Huch, da kommt ja jemand zur Begrüßung! Und noch einer und noch eine! Lauter Bauern gesellen sich zu einem, wenn man die neue Bayernausstellung "Projekt Freiheit - Memmingen 1525" der Stadt sowie des Hauses der Bayerischen Geschichte betritt. Es handelt sich um Projektionen auf die Wand, die anspringen, wenn man durch den Eingang geht. Die Bauernbilder begleiten einen hinein in den ersten von fünf Bereichen der Schau: das bäuerliche Leben vor einem halben Jahrtausend.
"Die Ereignisse von 1525 fallen ja nicht vom Himmel", sagt Kurator Fabian Fiederer. Dass damals in Memmingen die "Zwölf Artikel" verfasst worden seien - mit die frühesten Forderungen nach Freiheit überhaupt, etwa in Form der Abschaffung der Leibeigenschaft -, das habe eine Vorgeschichte gehabt: Das Leben auf dem Lande sei stark eingeschränkt gewesen.

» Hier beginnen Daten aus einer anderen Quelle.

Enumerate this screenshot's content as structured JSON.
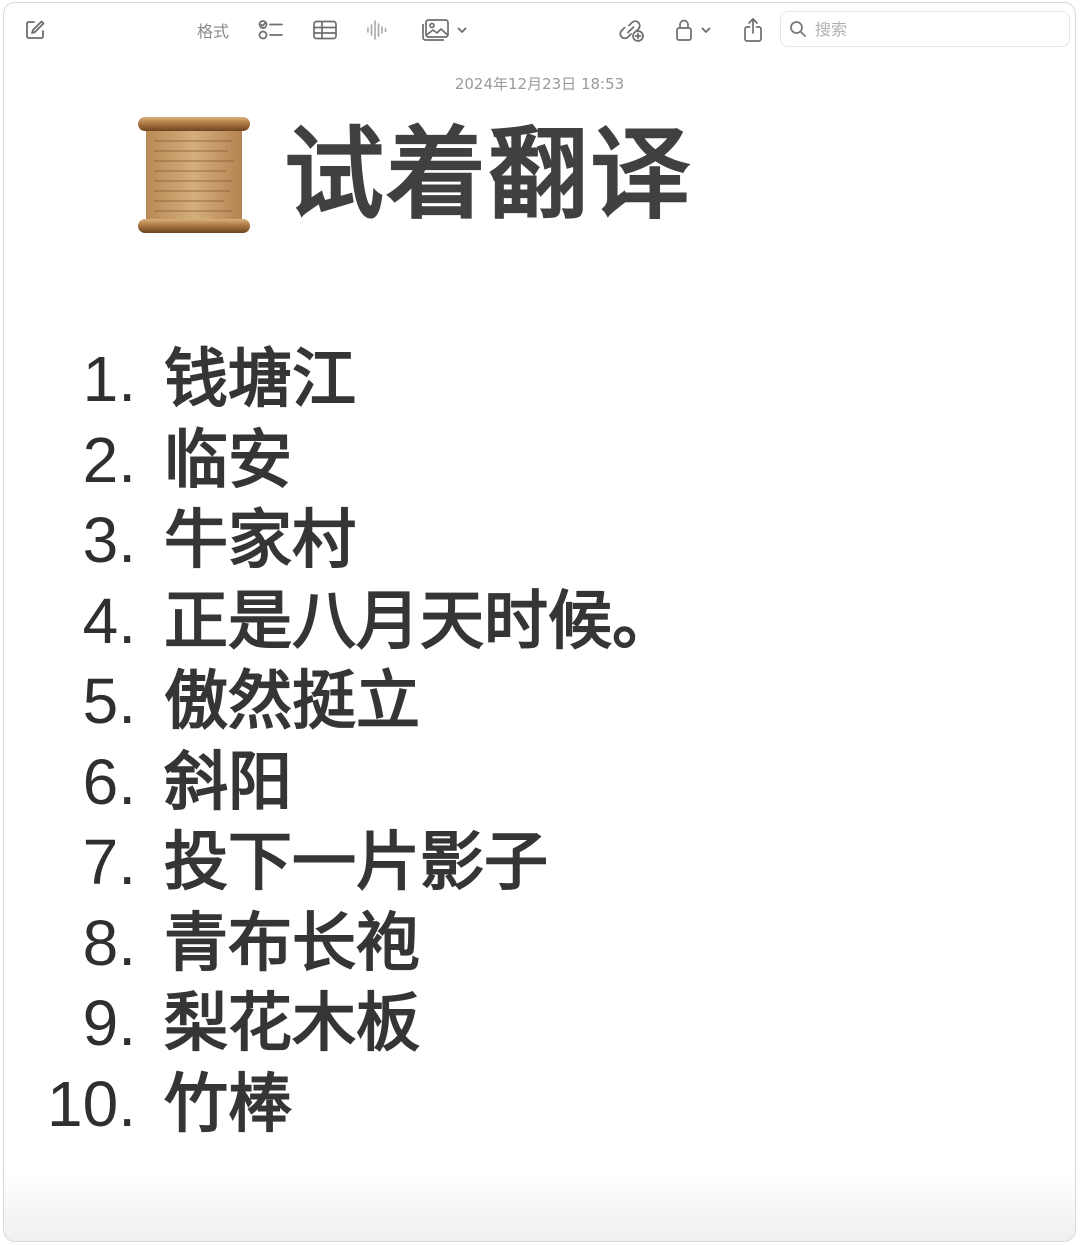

So gab es das Verbot der "ungenossamen Ehe", wie auf einer Tafel zu lesen ist. Schiebt man sie hoch, erfährt man, dass Heiraten zwischen Untertanen verschiedener Herren oft verboten waren. Auch an anderer Stelle muss man Hand anlegen: dort, wo die bäuerlichen Abgaben gezeigt werden. Es gilt, drei Behälter voll Korn zu heben. Der erste stellt den Gesamtertrag dar, der zweite ist um die Abgaben an Grundherrn und Kirche erleichtert, der dritte noch um den Abzug des Saatguts. "Etwa ein Drittel seiner Ernte blieb dem Bauern übrig", erklärt Fiederer.
Kaum Originalstücke
Originelle Vermittlung, das mit den Korngewichten! "Wir haben versucht, aus der Not eine Tugend zu machen", entgegnet der Kurator. Es gebe aus der Bauernkriegszeit nur wenige Originalstücke. In der Ausstellung sehe man daher bloß zwei richtig alte Schätze: einen Originaldruck der "Zwölf Artikel" hier in der Hauptpräsentation im Dietrich-Bonhoeffer-Haus sowie die historische Decke in der Kramerzunftstube, in der Ende Februar oder Anfang März 1525 einige Dutzend Bauern aus der Region zwischen Ulm und Bodensee ihre Anliegen debattierten. "Also setzen wir bewusst auf große Bilder, Aktivstationen und mediale Inszenierungen."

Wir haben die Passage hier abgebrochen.